De ontvangst van Dr. Viljoen.
Zij, die twijfelen aan de waarde der Grootnederlandsche beweging en de practische uitvoerbaarheid harer doeleinden, beweren wel eens dat karakter en levensopvatting van Afrikaners, Vlamingen en Nederlanders te zeer uiteenloopen om ze ooit tot een drieëenheid aaneen te smeden.
Wij zijn nooit blind geweest voor de verschillende geestesgesteldheden en behoeften der drie groote groepen van onzen stam, maar ook weten wij, dat hun afkomst en geschiedenis, hun taal en zeden zooveel overeenkomst en punten van aanraking hebben, dat men niet behoeft te zoeken naar wat ons vereenigt; en hun gemeenschappelijke belangen zijn zoo groot, dat het de moeite waard is daarvoor te ijveren. Daarvoor is het echter noodig, dat Afrikaners, Vlamingen en Nederlanders elkaar beter leeren kennen. En op welke wijze kan dit beter geschieden dan door onderlinge kennismaking, die zooveel vooroordeelen met één slag kan wegvagen, vooral als de beste elementen der bevolking van onze stamgebieden hun stambroeders komen bezoeken en kennis nemen van het peil hunner beschaving.
De onschatbare waarde daarvan heeft onze voorzitter, de eerste tafelredenaar bij den eeremaaltijd, Dr. Viljoen, de superintendent van onderwijs in de Kaapprovincie, 2 Oct. in Trianon te Amsterdam door het A.N.V. en de N.Z.A.V. aangeboden, welsprekend doen uitkomen. Hij wees erop, hoe mannen als Dr. Kiewiet de Jonge, prof. Pont, prof. Molengraaff, prof. Casimir door hun bezoeken aan Zuid-Afrika de middelaars zijn geweest om de geestelijke en economische banden tusschen Nederland en Zuid-Afrika te versterken.

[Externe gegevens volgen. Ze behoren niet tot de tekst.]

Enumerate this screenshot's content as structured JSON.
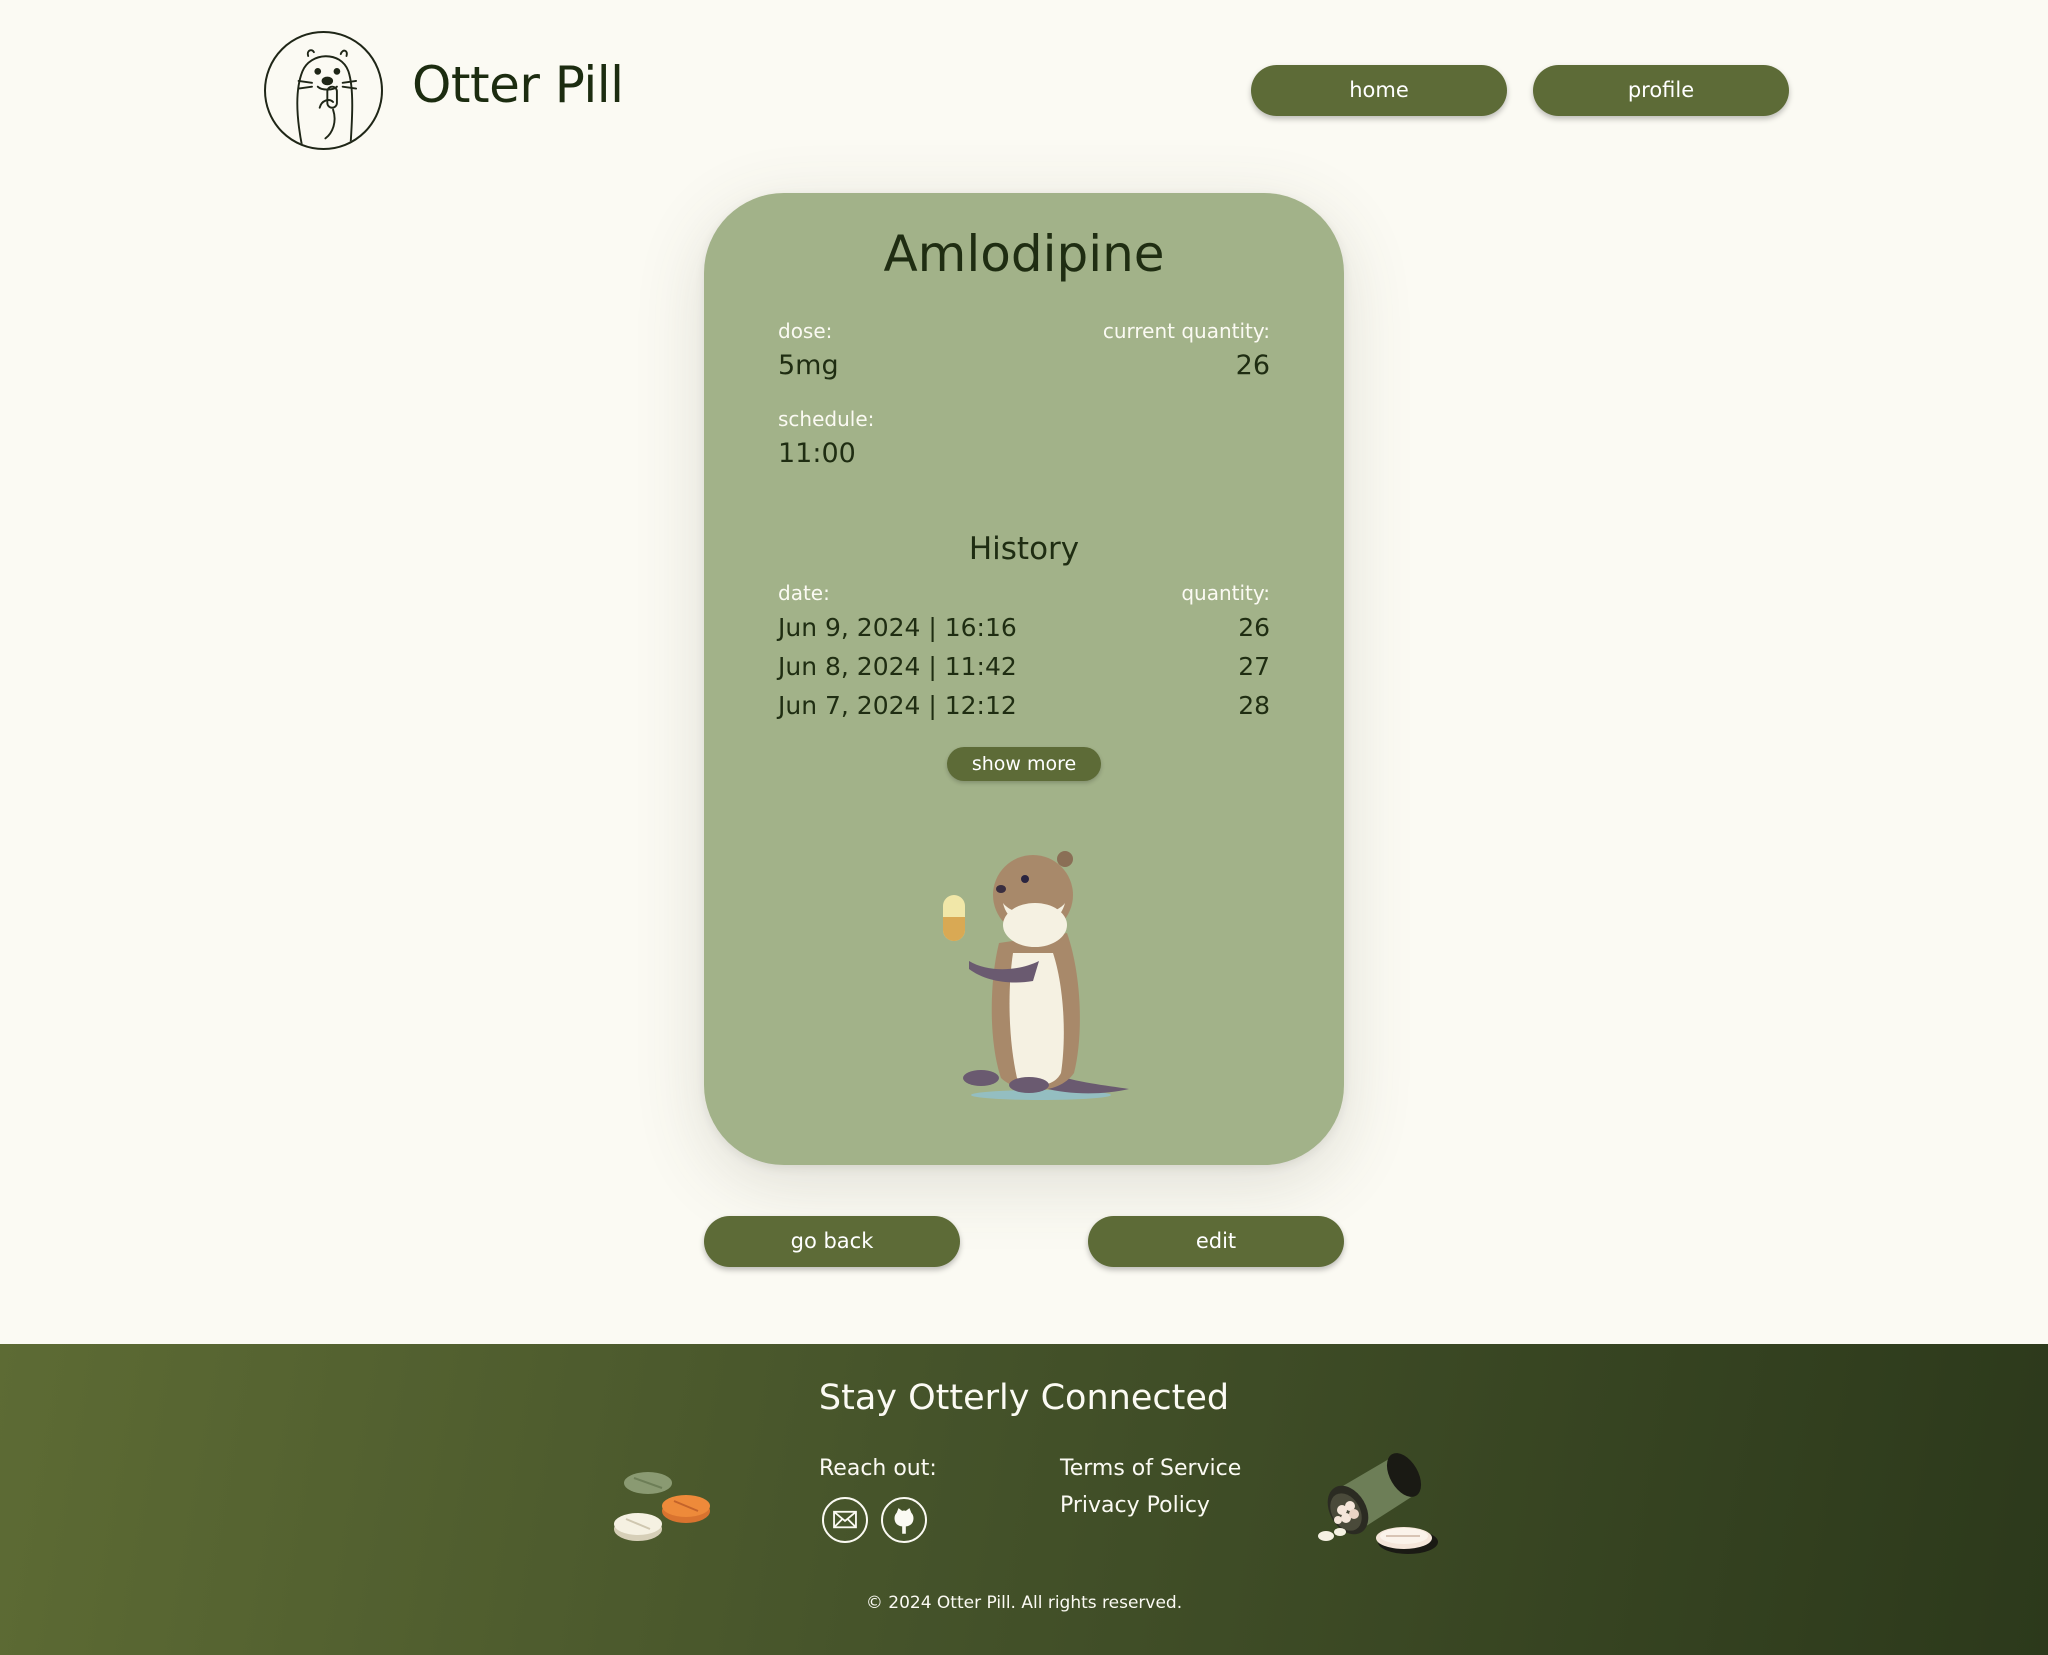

Daar waren dien avond behalve verscheidene bestuurders der ontvangende vereenigingen, vertegenwoordigers van verschillende onderwijskringen en ook de handel had er zijn afgevaardigden; oud-minister Van IJsselsteijn zat mee aan en voerde het woord. Wat vooral beteekenis had, onze Regeering was vertegenwoordigd door Jhr. Mr. Ruys de Beerenbrouck en Dr. De Visser. Eerstgenoemde uitte, mede namens zijn ambtgenoot waardeering voor de wijze, waarop het A.N.V. en de N.Z.V.A. ijveren voor de bevordering der stamverwantschap tusschen de deelen van den Ned. Stam. Prof. Pont, de heer Wibaut (namens het gemeentebestuur van Amsterdam) en prof. Casimir voerden nog het woord. En toen antwoordde Dr. Viljoen, wedijverend in welsprekendheid met al zijn huldigers, als volbloed Afrikaner een breed patriottisme openbarend en zijn rashumor niet verloochenend.
Een week lang heeft deze stoere stamgenoot door ons land gereisd, verschillende inrichtingen van onderwijs bezocht, ook de Wageningsche Landbouwhoogeschool, en een hoogen dunk meegenomen van het peil, waarop het Nederlandsch onderwijs staat.
De wisselwerking van zulke bezoeken en ontvangsten over en weer kan niet anders dan de beste gevolgen hebben voor de drieëenheid van onzen Stam.